Harian tersebut juga mengakui bahwa bank sentral di bawah kepemimpinan Powell telah ada melakukan keliru pada masa lalu, seperti kebijakan mendorong anggaran belanja pemerintah federal AS untuk mengatasi dampak pandemi yang mengakibatkan meningkatnya inflasi.
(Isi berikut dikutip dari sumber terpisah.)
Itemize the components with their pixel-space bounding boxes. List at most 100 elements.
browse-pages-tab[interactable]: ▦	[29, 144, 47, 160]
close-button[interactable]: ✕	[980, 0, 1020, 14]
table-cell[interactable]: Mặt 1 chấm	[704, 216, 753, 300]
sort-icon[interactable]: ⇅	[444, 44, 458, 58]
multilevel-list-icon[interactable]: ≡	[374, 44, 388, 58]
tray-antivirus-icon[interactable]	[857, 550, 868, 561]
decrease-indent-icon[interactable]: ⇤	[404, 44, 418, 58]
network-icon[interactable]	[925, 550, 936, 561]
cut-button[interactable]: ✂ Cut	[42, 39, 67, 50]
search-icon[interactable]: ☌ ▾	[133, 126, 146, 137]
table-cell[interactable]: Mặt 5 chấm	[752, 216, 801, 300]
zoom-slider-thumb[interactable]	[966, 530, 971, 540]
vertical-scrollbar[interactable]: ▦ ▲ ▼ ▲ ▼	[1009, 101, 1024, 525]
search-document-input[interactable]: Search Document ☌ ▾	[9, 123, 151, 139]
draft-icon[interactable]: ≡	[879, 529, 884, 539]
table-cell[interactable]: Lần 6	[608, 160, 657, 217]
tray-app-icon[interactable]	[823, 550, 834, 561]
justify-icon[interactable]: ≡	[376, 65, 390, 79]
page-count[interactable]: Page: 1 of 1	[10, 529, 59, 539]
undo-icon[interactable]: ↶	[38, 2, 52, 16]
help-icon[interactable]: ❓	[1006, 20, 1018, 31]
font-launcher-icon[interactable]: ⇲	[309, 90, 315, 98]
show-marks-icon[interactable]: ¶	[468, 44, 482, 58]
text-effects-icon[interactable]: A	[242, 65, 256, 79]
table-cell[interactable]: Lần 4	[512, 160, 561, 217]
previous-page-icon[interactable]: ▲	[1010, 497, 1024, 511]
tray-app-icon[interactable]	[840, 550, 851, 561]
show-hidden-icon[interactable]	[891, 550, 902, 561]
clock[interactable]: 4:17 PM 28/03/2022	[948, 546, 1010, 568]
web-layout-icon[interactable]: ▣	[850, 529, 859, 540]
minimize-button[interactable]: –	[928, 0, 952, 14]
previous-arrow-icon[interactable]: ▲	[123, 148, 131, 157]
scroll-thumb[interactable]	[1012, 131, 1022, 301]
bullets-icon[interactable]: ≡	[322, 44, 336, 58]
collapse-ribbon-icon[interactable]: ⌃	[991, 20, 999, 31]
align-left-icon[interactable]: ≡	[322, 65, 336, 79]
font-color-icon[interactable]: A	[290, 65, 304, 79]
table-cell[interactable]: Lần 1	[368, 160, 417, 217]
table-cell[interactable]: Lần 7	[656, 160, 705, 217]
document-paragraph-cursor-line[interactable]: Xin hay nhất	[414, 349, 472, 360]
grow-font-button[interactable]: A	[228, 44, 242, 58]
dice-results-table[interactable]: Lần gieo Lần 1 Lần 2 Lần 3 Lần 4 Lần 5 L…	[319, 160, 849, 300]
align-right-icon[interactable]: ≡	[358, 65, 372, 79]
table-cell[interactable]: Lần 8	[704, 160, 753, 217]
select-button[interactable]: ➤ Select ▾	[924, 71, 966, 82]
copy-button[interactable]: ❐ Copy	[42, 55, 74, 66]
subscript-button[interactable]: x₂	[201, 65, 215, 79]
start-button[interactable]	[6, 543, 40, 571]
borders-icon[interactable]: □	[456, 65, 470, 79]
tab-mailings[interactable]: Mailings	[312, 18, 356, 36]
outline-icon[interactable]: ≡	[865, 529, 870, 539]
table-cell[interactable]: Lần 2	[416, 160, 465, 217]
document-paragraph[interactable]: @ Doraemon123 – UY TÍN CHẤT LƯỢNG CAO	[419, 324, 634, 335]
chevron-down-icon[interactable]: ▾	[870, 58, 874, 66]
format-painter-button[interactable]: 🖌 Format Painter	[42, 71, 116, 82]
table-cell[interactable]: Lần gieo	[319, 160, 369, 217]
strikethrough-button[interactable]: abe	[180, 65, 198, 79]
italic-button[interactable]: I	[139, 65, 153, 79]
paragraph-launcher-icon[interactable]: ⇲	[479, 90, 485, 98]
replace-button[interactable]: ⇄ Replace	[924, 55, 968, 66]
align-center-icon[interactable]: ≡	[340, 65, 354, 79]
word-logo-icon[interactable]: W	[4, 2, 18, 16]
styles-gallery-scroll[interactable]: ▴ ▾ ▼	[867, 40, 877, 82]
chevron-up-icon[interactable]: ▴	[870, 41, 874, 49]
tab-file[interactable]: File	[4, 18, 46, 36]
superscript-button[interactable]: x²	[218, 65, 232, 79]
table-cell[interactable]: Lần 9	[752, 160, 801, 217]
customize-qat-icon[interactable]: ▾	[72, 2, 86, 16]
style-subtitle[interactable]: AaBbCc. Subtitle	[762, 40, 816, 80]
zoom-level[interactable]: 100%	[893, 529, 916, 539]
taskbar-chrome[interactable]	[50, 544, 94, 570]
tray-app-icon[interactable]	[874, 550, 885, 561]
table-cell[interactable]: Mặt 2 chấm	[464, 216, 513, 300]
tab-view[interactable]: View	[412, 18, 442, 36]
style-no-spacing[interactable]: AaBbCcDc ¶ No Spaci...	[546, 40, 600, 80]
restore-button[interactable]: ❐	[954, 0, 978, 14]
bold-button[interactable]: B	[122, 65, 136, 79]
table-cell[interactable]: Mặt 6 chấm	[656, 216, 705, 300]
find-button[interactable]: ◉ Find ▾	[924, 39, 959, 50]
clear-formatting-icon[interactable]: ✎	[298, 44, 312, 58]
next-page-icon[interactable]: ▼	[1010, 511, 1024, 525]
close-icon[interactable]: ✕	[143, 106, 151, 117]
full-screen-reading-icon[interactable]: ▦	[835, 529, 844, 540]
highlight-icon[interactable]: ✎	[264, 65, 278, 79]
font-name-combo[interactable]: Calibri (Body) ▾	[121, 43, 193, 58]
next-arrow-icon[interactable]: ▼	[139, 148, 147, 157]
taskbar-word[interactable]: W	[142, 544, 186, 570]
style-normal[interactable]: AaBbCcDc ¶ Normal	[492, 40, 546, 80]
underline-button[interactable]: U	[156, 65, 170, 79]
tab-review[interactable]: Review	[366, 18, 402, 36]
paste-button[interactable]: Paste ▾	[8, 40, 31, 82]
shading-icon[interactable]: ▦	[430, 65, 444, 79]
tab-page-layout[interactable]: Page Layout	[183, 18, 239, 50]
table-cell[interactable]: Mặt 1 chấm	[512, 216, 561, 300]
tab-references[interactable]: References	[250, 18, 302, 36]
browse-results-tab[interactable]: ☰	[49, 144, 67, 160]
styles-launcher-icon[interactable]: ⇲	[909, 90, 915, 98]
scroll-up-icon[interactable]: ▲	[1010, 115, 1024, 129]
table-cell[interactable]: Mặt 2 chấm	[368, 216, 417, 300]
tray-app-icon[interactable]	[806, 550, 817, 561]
Namun, WSJ kali ini sepakat dengan pendekatan kehati-hatian yang ditunjukkan Powell guna mengimbangi dampak tarif dengan pelonggaran kebijakan moneter AS.
Potensi kejatuhan pasar
Sementara itu, Senator Elizabeth Warren, yang mengepalai Ketua Subkomite Kebijakan Ekonomi di Komite Perbankan Senat AS, kepada CNBC berpendapat bahwa penting bagi Powell untuk tetap menjabat sebagai ketua Fed, karena bila pemecatan terjadi maka berpotensi untuk menjatuhkan pasar saham AS.
Potensi itu memang sangat mungkin terjadi bila Trump jadi mencopot Powell, maka bakal dapat membuat investor panik karena langkah itu sama saja menghancurkan independensi The Fed yang selama ini telah terjaga, bahkan ada kecemasan Trump akan memaksakan pelonggaran kebijakan moneter demi keuntungan politik.
Baca Juga: Hikmahanto Juwana: Indonesia Tidak Perlu Kirim Tim Negosiasi atas Kebijakan Tarif Trump
Masalahnya, jika banyak pihak percaya bahwa Trump akan dapat memaksakan pemotongan suku bunga dalam rangka mendongkrak ekonomi, maka pasar kemungkinan ke depannya akan memperkirakan munculnya inflasi yang semakin tinggi.
Mengapa inflasi diperkirakan semakin tinggi jika Ketua The Fed ternyata berpotensi dicopot begitu saja oleh Presiden AS? Hal ini karena bila pucuk pimpinan bank sentral dapat diganggu atau diganti sesuka hati, maka ke depannya akan dapat kehilangan karakter independensi dalam rangka menahan ekspektasi inflasi.
Dampak jangka panjangnya bisa saja mengakibatkan investor dan konsumen kehilangan kepercayaan kepada bank sentral untuk melawan inflasi saat dibutuhkan.
Baca Juga: Siapa Menang Dalam Perang Tarif AS - China yang Kian Brutal
Bahkan, bila intervensi terhadap independensi bank sentral diberlakukan, pihak pemberi pinjaman bisa menambahkan opsi "premi risiko" untuk campur tangan politik, yang bakal bisa membuat biaya pinjaman jangka panjang akan naik.